Why It Matters

The flip side to driverless buses

In the 1980s, bus conductors were phased out when ticketing automation allowed Singapore buses to convert to one-man operations. Will bus drivers face the same fate when autonomous buses arrive?

Tech and automotive experts are quite sure that the day will come, but are divided on when exactly. The bullish ones are betting on a five-year horizon, while the more conservative are looking beyond 50 years.

Singapore policymakers are putting their money down with the bullish ones. Earlier this week, the Land Transport Authority inked a deal with ST Kinetics to build driverless buses here, aiming to put them into service by late 2020. It is a bold target to develop something so radical in three years. That is the time established vehicle makers take to develop a new model based on existing technology.

But if the bullish camp is right, should bus drivers sit up and take notice? By 2020, there will be close to 10,000 bus drivers here. When (not if) autonomous buses start plying the roads, their jobs will be at stake.

Of course, it will not happen overnight. Even if ST Kinetic's first two buses are a success, it will take 10 to 20 years before all buses can run without drivers. And for the first few years, the public would still feel safer with someone at the wheel, even if he or she were not driving. But eventually, no one will be needed.

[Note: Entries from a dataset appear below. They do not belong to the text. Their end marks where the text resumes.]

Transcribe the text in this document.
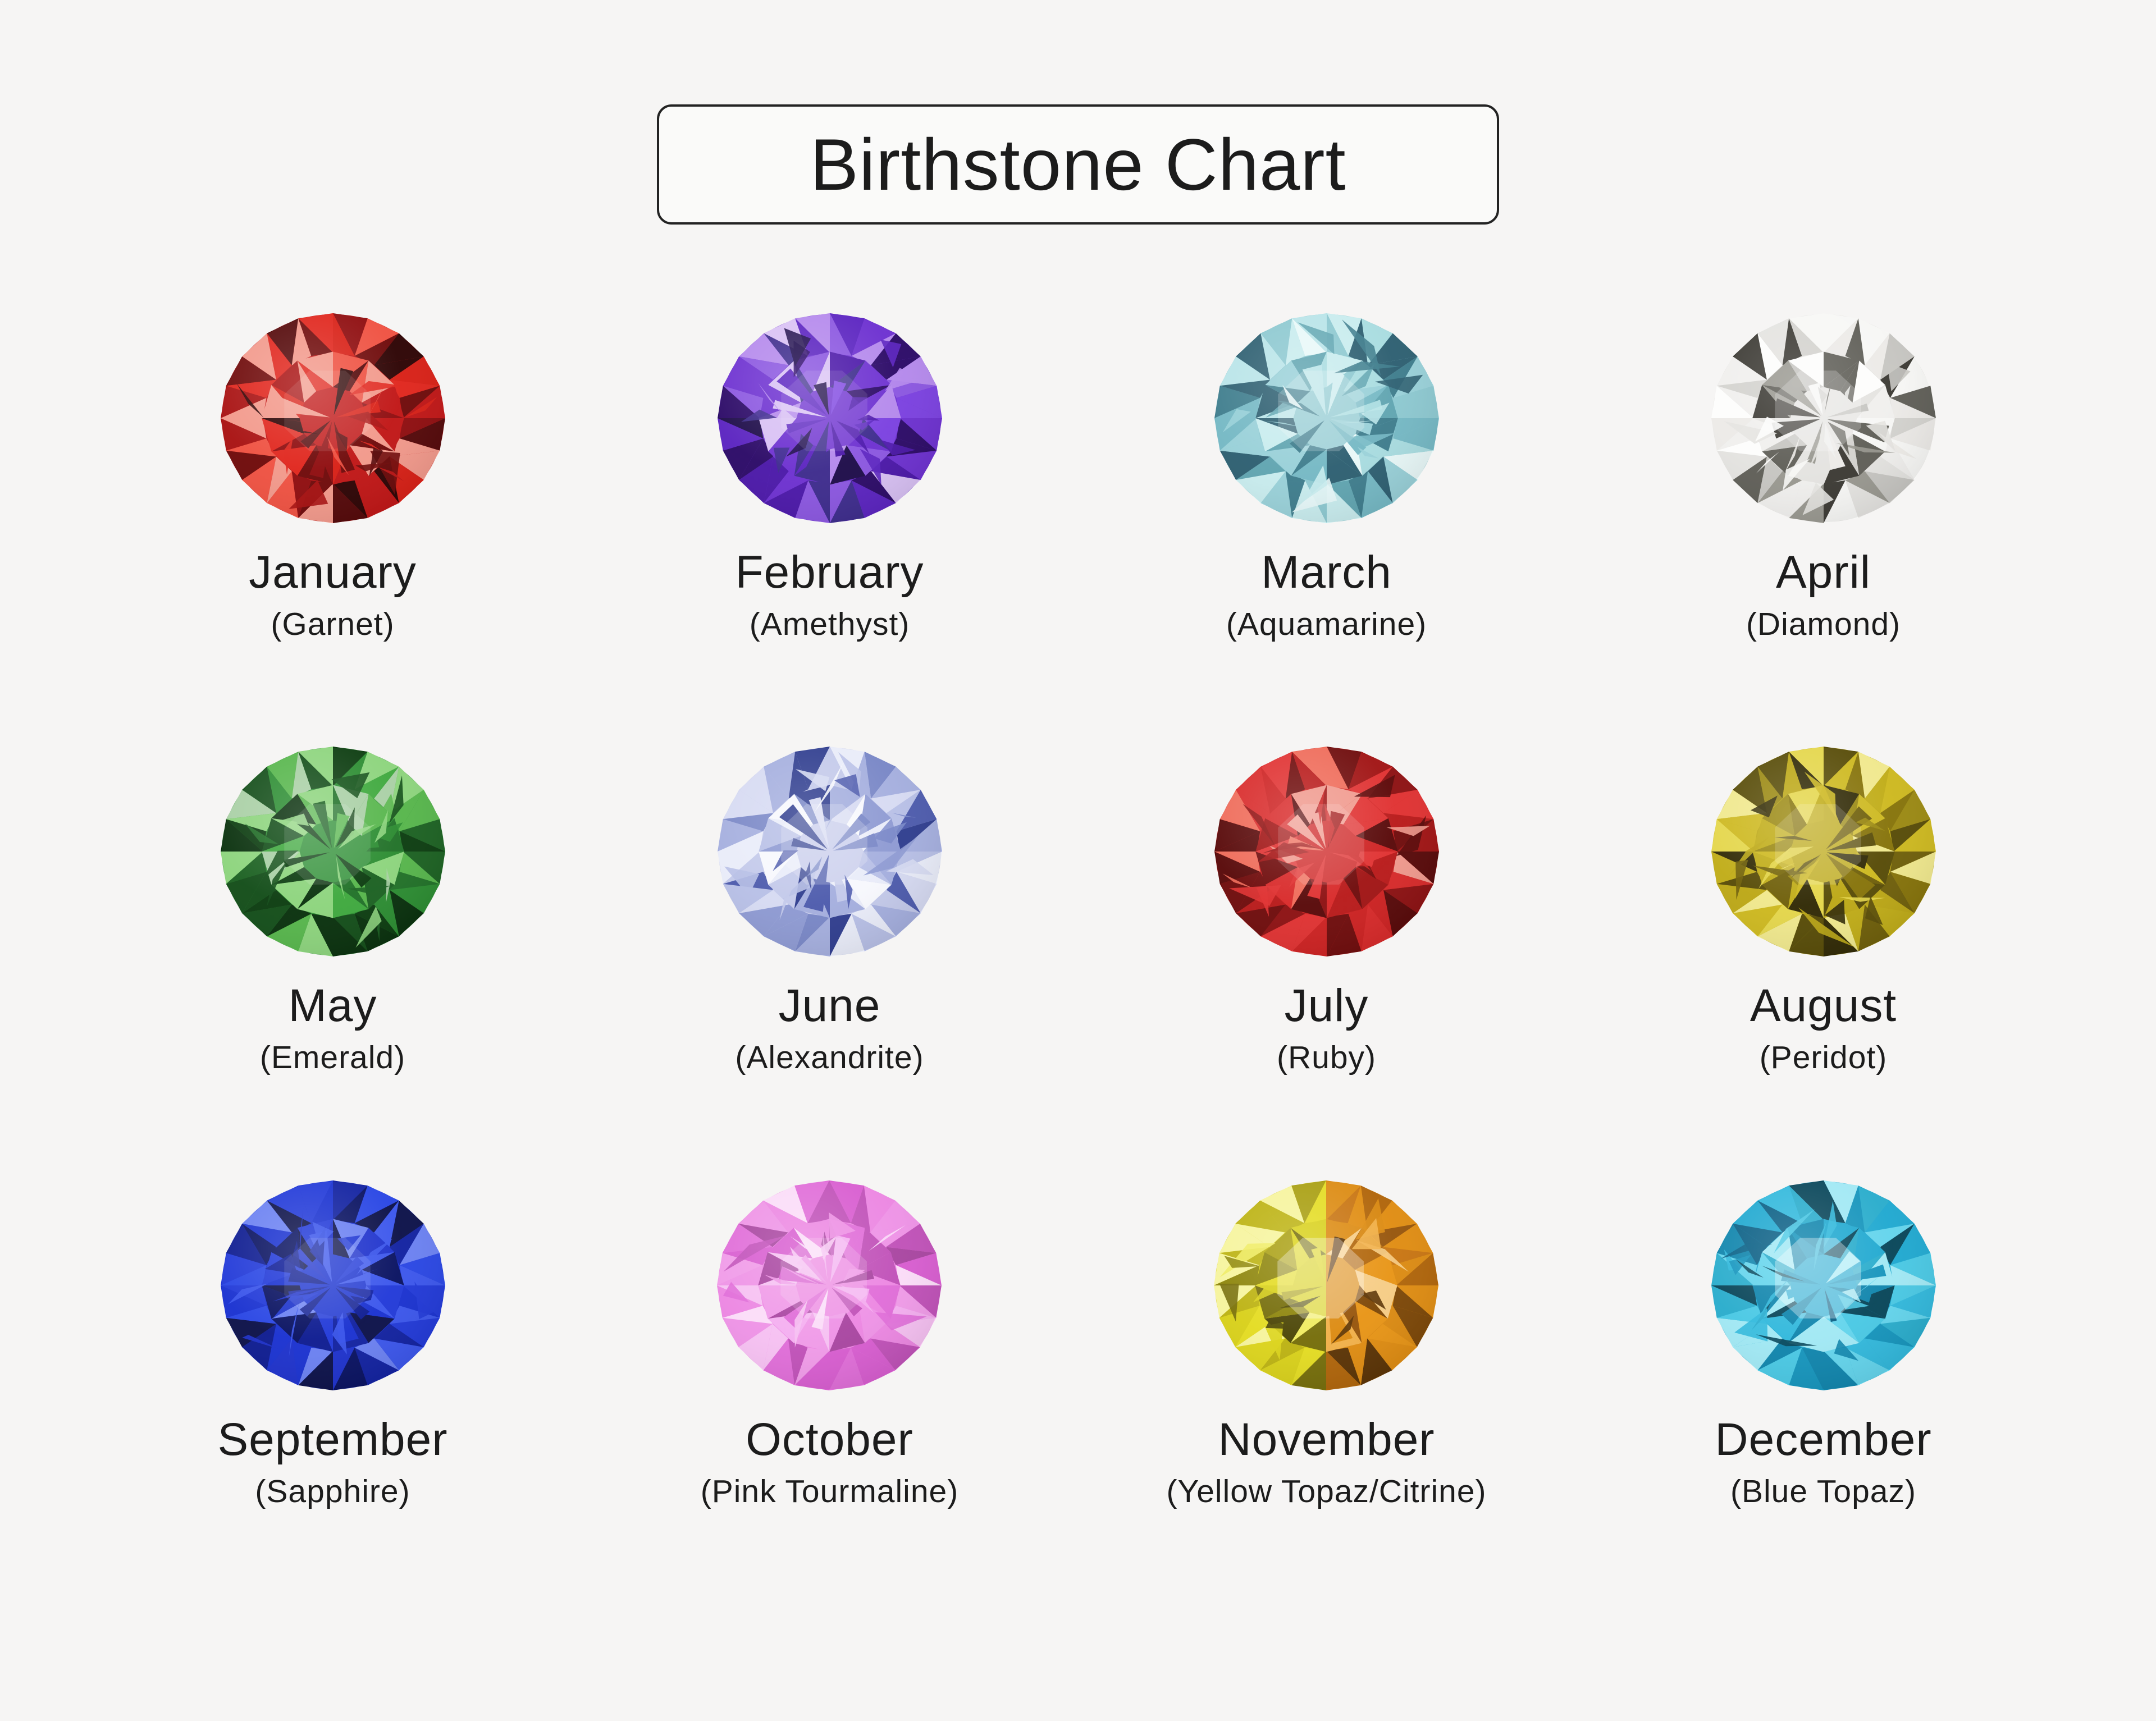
Birthstone Chart
January
(Garnet)
February
(Amethyst)
March
(Aquamarine)
April
(Diamond)
May
(Emerald)
June
(Alexandrite)
July
(Ruby)
August
(Peridot)
September
(Sapphire)
October
(Pink Tourmaline)
November
(Yellow Topaz/Citrine)
December
(Blue Topaz)
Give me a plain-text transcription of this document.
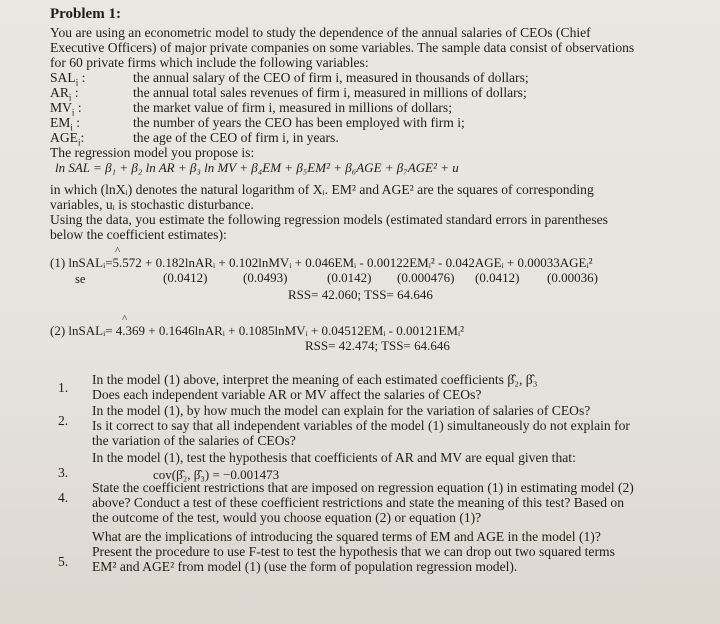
Problem 1:
You are using an econometric model to study the dependence of the annual salaries of CEOs (Chief
Executive Officers) of major private companies on some variables. The sample data consist of observations
for 60 private firms which include the following variables:
$SAL_i$ :	the annual salary of the CEO of firm i, measured in thousands of dollars;
$AR_i$ :	the annual total sales revenues of firm i, measured in millions of dollars;
$MV_i$ :	the market value of firm i, measured in millions of dollars;
$EM_i$ :	the number of years the CEO has been employed with firm i;
$AGE_i$:	the age of the CEO of firm i, in years.
The regression model you propose is:
ln SAL = β₁ + β₂ ln AR + β₃ ln MV + β₄EM + β₅EM² + β₆AGE + β₇AGE² + u
in which (lnXᵢ) denotes the natural logarithm of Xᵢ. EM² and AGE² are the squares of corresponding
variables, uᵢ is stochastic disturbance.
Using the data, you estimate the following regression models (estimated standard errors in parentheses
below the coefficient estimates):
^
(1) lnSALᵢ=5.572 + 0.182lnARᵢ + 0.102lnMVᵢ + 0.046EMᵢ - 0.00122EMᵢ² - 0.042AGEᵢ + 0.00033AGEᵢ²
se	(0.0412)	(0.0493)	(0.0142) (0.000476) (0.0412) (0.00036)
RSS= 42.060; TSS= 64.646
^
(2) lnSALᵢ= 4.369 + 0.1646lnARᵢ + 0.1085lnMVᵢ + 0.04512EMᵢ - 0.00121EMᵢ²
RSS= 42.474; TSS= 64.646
1.
In the model (1) above, interpret the meaning of each estimated coefficients β̂₂, β̂₃
Does each independent variable AR or MV affect the salaries of CEOs?
2.
In the model (1), by how much the model can explain for the variation of salaries of CEOs?
Is it correct to say that all independent variables of the model (1) simultaneously do not explain for
the variation of the salaries of CEOs?
3.
In the model (1), test the hypothesis that coefficients of AR and MV are equal given that:
cov(β̂₂, β̂₃) = −0.001473
4.
State the coefficient restrictions that are imposed on regression equation (1) in estimating model (2)
above? Conduct a test of these coefficient restrictions and state the meaning of this test? Based on
the outcome of the test, would you choose equation (2) or equation (1)?
5.
What are the implications of introducing the squared terms of EM and AGE in the model (1)?
Present the procedure to use F-test to test the hypothesis that we can drop out two squared terms
EM² and AGE² from model (1) (use the form of population regression model).
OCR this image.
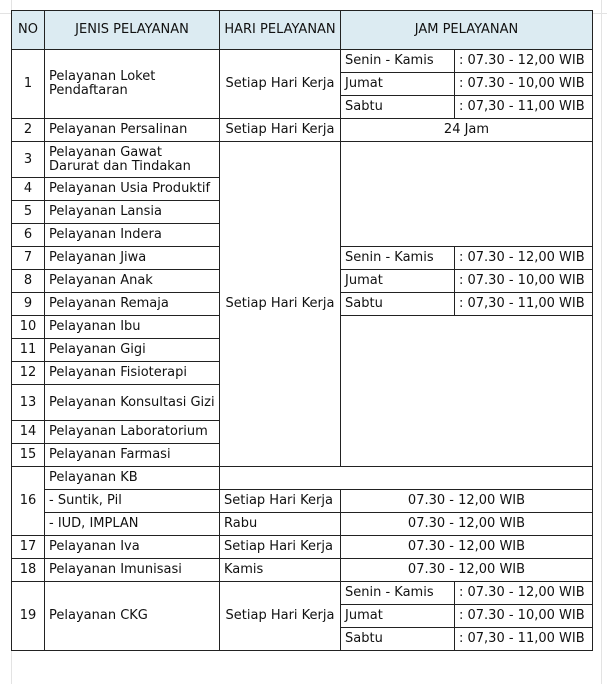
NO	JENIS PELAYANAN	HARI PELAYANAN	JAM PELAYANAN	
1	Pelayanan Loket Pendaftaran	Setiap Hari Kerja	Senin - Kamis	: 07.30 - 12,00 WIB
			Jumat	: 07.30 - 10,00 WIB
			Sabtu	: 07,30 - 11,00 WIB
2	Pelayanan Persalinan	Setiap Hari Kerja	24 Jam	
3	Pelayanan Gawat Darurat dan Tindakan	Setiap Hari Kerja		
4	Pelayanan Usia Produktif			
5	Pelayanan Lansia			
6	Pelayanan Indera			
7	Pelayanan Jiwa		Senin - Kamis	: 07.30 - 12,00 WIB
8	Pelayanan Anak		Jumat	: 07.30 - 10,00 WIB
9	Pelayanan Remaja		Sabtu	: 07,30 - 11,00 WIB
10	Pelayanan Ibu			
11	Pelayanan Gigi			
12	Pelayanan Fisioterapi			
13	Pelayanan Konsultasi Gizi			
14	Pelayanan Laboratorium			
15	Pelayanan Farmasi			
16	Pelayanan KB			
	- Suntik, Pil	Setiap Hari Kerja	07.30 - 12,00 WIB	
	- IUD, IMPLAN	Rabu	07.30 - 12,00 WIB	
17	Pelayanan Iva	Setiap Hari Kerja	07.30 - 12,00 WIB	
18	Pelayanan Imunisasi	Kamis	07.30 - 12,00 WIB	
19	Pelayanan CKG	Setiap Hari Kerja	Senin - Kamis	: 07.30 - 12,00 WIB
			Jumat	: 07.30 - 10,00 WIB
			Sabtu	: 07,30 - 11,00 WIB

Bus drivers are not alone. Uber is investing heavily in driverless technology. That means the tens of thousands in Singapore who drive private-hire cars full-time or part-time will not have a very long career.

Driving is just one job. A study by market research firm Forrester found that 6 per cent of all jobs in the United States will be replaced by automation by 2021.

Clearly, society should not hold back advancement just to protect jobs that are becoming redundant, especially when the eventual benefits are huge.

In the transport field, driverless trucks could allow commercial vehicle usage to be diverted to off-peak hours, for instance, freeing up road space for others.

What matters is that policymakers prepare for and mitigate the undesirable fallout such as job losses.